Sie erzählte von ihren Beweggründen, die sie dazu gebracht hatten wegzulaufen. Die ständigen Hänseleien von ihrem Bruder Bjorn, dass man sie verbiegen wollte, sie zu einem Menschen formen wollte, der sie nicht war. Sie hatte sich nicht mehr Willkommen gefühlt, nicht mehr zu dieser Familie zugehörig. Und ihr Talent, mit den Tieren zu sprechen und sich in sie einzufühlen, hatte die Familie stets nur müde belächelt und Spott dafür übrig gehabt. Sie bereute es, dass sie einfach ohne ein Wort fort gegangen war. Es tat ihr leid, sie entschuldigte sich, doch damals, mit 17 Jahren und ihrem Hitzkopf, hatte sie keine Gedanken daran verschwendet, wie sich ihre Familie dabei fühlen würde. Dann erzählte sie von ihrer Reise nach Britain und wie sie dort einen Neuanfang fand. Wie sie Covan kurz nach ihrer Ankunft kennen gelernt hatte. Was sie sich aufgebaut hatten, wie sie zueinander gefunden hatten. Sie erzählte von dem großen Hof, den sie inzwischen besaßen. Von den Tieren, die sie zähmte, von Covans Handwerk der Schneiderei. Und wie sie sich beide einen Namen in der Stadt hatten machen können. Je mehr sie erzählte, desto entspannter wurde die Stimmung. Kadleens Eltern unterbrachen sie nur selten um eine Rückfrage zu stellen und auch Covan schien sich nach und nach mehr entspannen zu können. Wo er am Anfang nur hin und wieder ein zustimmendes Nicken zum Gespräch beigetragen hatte, folgten später auch immer mehr Ergänzungen, bis Kadleen und er die Geschichte gemeinsam erzählten.

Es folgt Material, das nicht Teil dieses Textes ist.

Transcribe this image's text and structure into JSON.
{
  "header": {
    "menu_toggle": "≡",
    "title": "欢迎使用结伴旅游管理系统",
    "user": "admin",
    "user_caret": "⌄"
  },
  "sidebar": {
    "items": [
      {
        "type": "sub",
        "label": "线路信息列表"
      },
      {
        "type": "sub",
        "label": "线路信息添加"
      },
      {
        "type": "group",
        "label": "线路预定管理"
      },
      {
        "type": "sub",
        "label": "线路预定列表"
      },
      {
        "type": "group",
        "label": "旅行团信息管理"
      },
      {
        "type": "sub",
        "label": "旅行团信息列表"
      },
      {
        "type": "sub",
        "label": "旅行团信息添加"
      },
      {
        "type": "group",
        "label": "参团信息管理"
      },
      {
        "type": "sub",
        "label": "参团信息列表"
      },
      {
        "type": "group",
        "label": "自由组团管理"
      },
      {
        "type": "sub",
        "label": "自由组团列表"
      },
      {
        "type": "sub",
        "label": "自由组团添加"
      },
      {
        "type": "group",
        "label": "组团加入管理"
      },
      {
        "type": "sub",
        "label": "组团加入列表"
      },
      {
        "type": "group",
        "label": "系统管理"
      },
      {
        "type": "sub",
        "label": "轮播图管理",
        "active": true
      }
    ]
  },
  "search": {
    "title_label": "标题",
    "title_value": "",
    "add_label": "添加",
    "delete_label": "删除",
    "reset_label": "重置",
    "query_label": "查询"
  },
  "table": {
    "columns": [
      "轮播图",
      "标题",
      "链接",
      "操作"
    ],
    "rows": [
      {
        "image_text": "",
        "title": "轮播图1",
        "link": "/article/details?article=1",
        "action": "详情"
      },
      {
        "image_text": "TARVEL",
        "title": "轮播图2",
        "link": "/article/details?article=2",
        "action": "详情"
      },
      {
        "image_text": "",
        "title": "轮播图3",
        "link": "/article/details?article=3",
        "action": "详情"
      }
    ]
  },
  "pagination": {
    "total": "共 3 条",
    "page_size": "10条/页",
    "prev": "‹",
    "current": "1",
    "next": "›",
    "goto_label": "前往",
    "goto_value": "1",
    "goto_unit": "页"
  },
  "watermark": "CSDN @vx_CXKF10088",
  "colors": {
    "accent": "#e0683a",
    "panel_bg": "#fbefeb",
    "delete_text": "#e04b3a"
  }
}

Stundenlang saßen sie am Tisch und erzählten. Die Mutter war zwischendurch im Nebenraum verschwunden und hatte eine deftige Kartoffelsuppe gekocht. Hungrig hatten sich die beiden Verlobten darauf gestürzt. Nichts ging über Hausmannskost. Da kam auch das Essen in den Tavernen nicht dran, waren sie sich einig und Covan war voller Lob für Aumas Kochkünste, was der alten Frau sehr schmeichelte. Als sich draußen die Dunkelheit herab senkte, wurden Kerzen aufgestellt. Das spärliche Licht schaffte eine behagliche Stimmung und die Gespräche dauerten immer noch an, bis sich die Tür öffnete. „Opapa!“ rief eine junge Stimme und ein kleiner Junge mit haselnussbraunem Haar kam in den Raum gestürzt. Er hielt direkt auf Kalf zu, der sich auf seinem Stuhl eindrehte, um den kleinen Jungen in seine Arme zu schließen, hielt jedoch dann inne, als er die beiden Fremden am Tisch sitzen sah. Kadleen sah diesen kleinen Menschen völlig verdattert an. Wie konnte man nur so winzig sein! Kalf zog den Jungen an seinem Hosenbund zu sich heran und brummelte ihm ins Ohr, als er sich den Kleinen auf den Schoß setze. „Schau mal, Olek. Das ist deine Tante Kadleen. – Kadleen, das ist Olek. Mein Enkel. Der Sohn von Ulrik und Katerina.“ Jegliche Farbe wich aus dem Gesicht des Mädchens, als sie den kleinen Jungen ansah. Sie war Tante. Ulrik und Katerina hatten bereits ein Kind. Einen kleinen Jungen. Wie alt er wohl sein mochte? Vielleicht zwei, nicht älter als drei. Zu dem Zeitpunkt, als sie aufgebrochen war, war Katerinas Bauch noch flach gewesen. Ein Räuspern ließ sie herumfahren. Mitten im Raum standen ihr Bruder Ulrik und seine Frau Katerina. Sie hatte sie gar nicht reinkommen hören. Noch immer blass und mit leicht geöffneten Mund sah sie das Paar an. Unter Katerinas Kleid wölbte sich ein riesiger Babybauch hervor. Es sah beängstigend aus. Sie musste kurz vor der Niederkunft stehen. Unwillkürlich legte Kadleen eine Hand auf ihren Bauch. Würde auch sie irgendwann so aussehen? Beunruhigt sah sie zu Covan auf.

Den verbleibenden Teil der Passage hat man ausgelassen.